C’est alors que la société Waymark Infotech a décidé d’introduire auprès du Comité de règlement des différends de l’ARMDS un recours aux fins de dire et juger irrégulière la procédure ayant conduit à l’attribution de ce marché. Par cet acte, Waymark Infotech entend dénoncer des violations du décret n°08-485/P-RM du 11 août 2008 relatif aux procédures de passation, d’exécution et de règlement des marchés publics et des délégations de service public.
C’est le 20 mai dernier, que le Comité de règlement des différends de l’ARMDS s’est penché sur le recours. Dans ses arguments, la société Waymark Infotech soutient que » l’attribution du marché à la société Safran Morpho viole l’article 17 du décret du 11 août, car la société Safran n’est en réalité que la nouvelle dénomination de Sagem Sécurité qui a fourni au Mali l’ensemble du matériel et les bases de données qui ont servi à la mise en place du système de recensement administratif à vocation d’Etat civil (RAVEC).
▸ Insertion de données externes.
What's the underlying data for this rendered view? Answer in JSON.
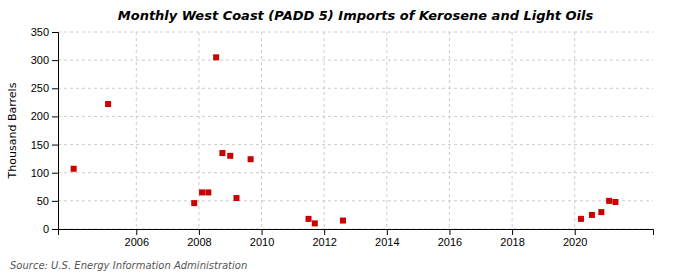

Il y aurait donc un conflit d’intérêt « . La requérante soutient que différentes modifications ont été apportées au dossier d’appel d’offres sans avis de la DGMP et que lesdites modifications devraient faire l’objet d’un procès verbal transmis à tous les soumissionnaires 10 jours ouvrables avant la date de remise des offres.
Aussi, la société Waymark Infotech relève » la violation de l’article 42 du décret dessus-cité par le fait que le recours à tout mode de passation autre que l’appel d’offres doit être exceptionnel, justifié par l’autorité contractante et être autorisé au préalable par la DGMP. Elle soutient enfin, qu’aucun soumissionnaire n’a eu une quelconque autorisation préalable de la DGMP « .
S’y ajoute la violation de l’article 65 qui souligne qu’en cas d’appel d’offres infructueux, il est procédé, soit par un nouvel appel d’offres, soit par consultation effectuée par appels d’offres restreint d’au moins trois entrepreneurs ou fournisseurs auxquels est adressé le dossier d’appel d’offres, et dans ce dernier cas, après autorisation préalable de la DGMP. Le Directeur des finances et du matériel du MATDAT a soutenu qu’avec » l’infructuosité de l’appel d’offres ouvert, il ne pouvait recourir à un nouvel appel d’offres ou à une consultation restreinte, compte tenu de la complexité des fournitures et de la procédure de sélection des candidats sur la base des critères objectifs liés à la nature du marché ».
Considérant que le dossier de l’appel d’offres ouvert a été déclaré infructueux et que l’autorité contractante a directement fait recours à la procédure de passation par entente directe, sans qu’il y ait besoin d’examiner les autres moyens, il s’ensuit qu’il y a violation de la loi. En conséquence, l’ARMDS suspend la procédure de passation querellée et ordonne sa reprise conformément à la règlementation en vigueur. La décision a été notifiée aux parties prenantes. La seule inconnue est alors de savoir si le gouvernement obéira à cette décision dans la mesure où la confection de la carte NINA a déjà commencé et que le temps est désormais compter pour les scrutins à venir dont le plus proche est la présidentielle du 28 juillet.